The reason why a history of betel nut chewing is associated with poor response to induction chemotherapy remains largely unknown. Overexpression of DNA repair enzymes due to betel nut chewing might be one possibility [25, 26]. O6-methylguanine-DNA methyltransferase (MGMT) is a DNA repair enzyme, which has been recognized as a therapeutic determinant of the efficacy of O6-alkylguanine alkylating drugs, including cisplatin [27]. Arecoline, a major betel nut alkaloid, is considered to be the most important substance in betel nuts, and preclinical study showed that arecoline can stimulate MGMT expression in primary human oral keratinocytes [25, 26]. The enzyme excision repair cross-complementation group 1 (ERCC1) plays an important role in the nucleotide excision repair pathway, and its expression has been associated with chemotherapy resistance [28]. Chiu et al. [28] reported that patients with a history of betel nut chewing had higher expression of ERCC1. These studies may explain the poor response to induction chemotherapy in patients with a history of betel nut chewing in the present study. Further studies are necessary to investigate the association between betel nut chewing, DNA repair enzyme, and the response to induction chemotherapy.

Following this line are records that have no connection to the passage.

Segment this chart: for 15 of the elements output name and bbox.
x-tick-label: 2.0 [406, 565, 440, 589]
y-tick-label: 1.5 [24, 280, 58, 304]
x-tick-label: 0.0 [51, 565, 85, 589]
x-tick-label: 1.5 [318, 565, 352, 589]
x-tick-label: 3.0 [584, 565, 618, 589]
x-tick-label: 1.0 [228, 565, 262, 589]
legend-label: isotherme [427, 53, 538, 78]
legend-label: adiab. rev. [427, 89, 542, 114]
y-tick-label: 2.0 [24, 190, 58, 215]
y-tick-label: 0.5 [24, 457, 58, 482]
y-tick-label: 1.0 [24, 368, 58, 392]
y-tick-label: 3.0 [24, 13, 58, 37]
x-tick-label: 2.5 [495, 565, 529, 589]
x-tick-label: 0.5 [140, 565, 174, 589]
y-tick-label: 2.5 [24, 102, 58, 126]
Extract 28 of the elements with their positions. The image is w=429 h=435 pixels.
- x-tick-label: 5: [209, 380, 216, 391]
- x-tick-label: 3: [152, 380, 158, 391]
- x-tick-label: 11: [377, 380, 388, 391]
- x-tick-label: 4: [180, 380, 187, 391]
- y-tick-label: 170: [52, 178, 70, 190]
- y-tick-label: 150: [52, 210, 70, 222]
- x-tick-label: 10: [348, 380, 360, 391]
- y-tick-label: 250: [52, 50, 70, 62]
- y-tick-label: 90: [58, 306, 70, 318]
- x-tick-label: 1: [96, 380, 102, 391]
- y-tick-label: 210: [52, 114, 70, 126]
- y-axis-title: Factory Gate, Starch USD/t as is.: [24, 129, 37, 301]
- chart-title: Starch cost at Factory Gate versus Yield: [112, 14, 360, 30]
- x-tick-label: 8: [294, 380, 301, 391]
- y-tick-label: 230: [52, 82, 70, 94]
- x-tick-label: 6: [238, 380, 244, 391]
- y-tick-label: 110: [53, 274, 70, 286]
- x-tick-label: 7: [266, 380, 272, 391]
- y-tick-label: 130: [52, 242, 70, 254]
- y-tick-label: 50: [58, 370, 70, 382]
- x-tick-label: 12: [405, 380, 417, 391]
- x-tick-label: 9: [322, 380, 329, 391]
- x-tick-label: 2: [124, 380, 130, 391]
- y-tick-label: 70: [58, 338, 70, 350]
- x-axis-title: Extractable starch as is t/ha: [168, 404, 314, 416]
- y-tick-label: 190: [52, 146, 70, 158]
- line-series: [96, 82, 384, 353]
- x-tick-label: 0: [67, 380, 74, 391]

Our study has several limitations. First, the present study was a retrospective analysis. Substance use histories including smoking, alcohol, and betel nut chewing were obtained from medical record. We did not have questionnaires for these patients to gather further data. Besides, the reliability of patient’s history on substance use habits is also a limitation of our study. Furthermore, our observations were based on a relatively small number of patients.

Conclusions

Smoking patients with locally advanced stage IV HNSCC with a history of betel nut chewing has a poor response to induction chemotherapy and worse prognosis. Further studies are necessary to validate our results and evaluate the underlying mechanism of different sensitivities to chemotherapy between patients with and without a history of betel nut chewing.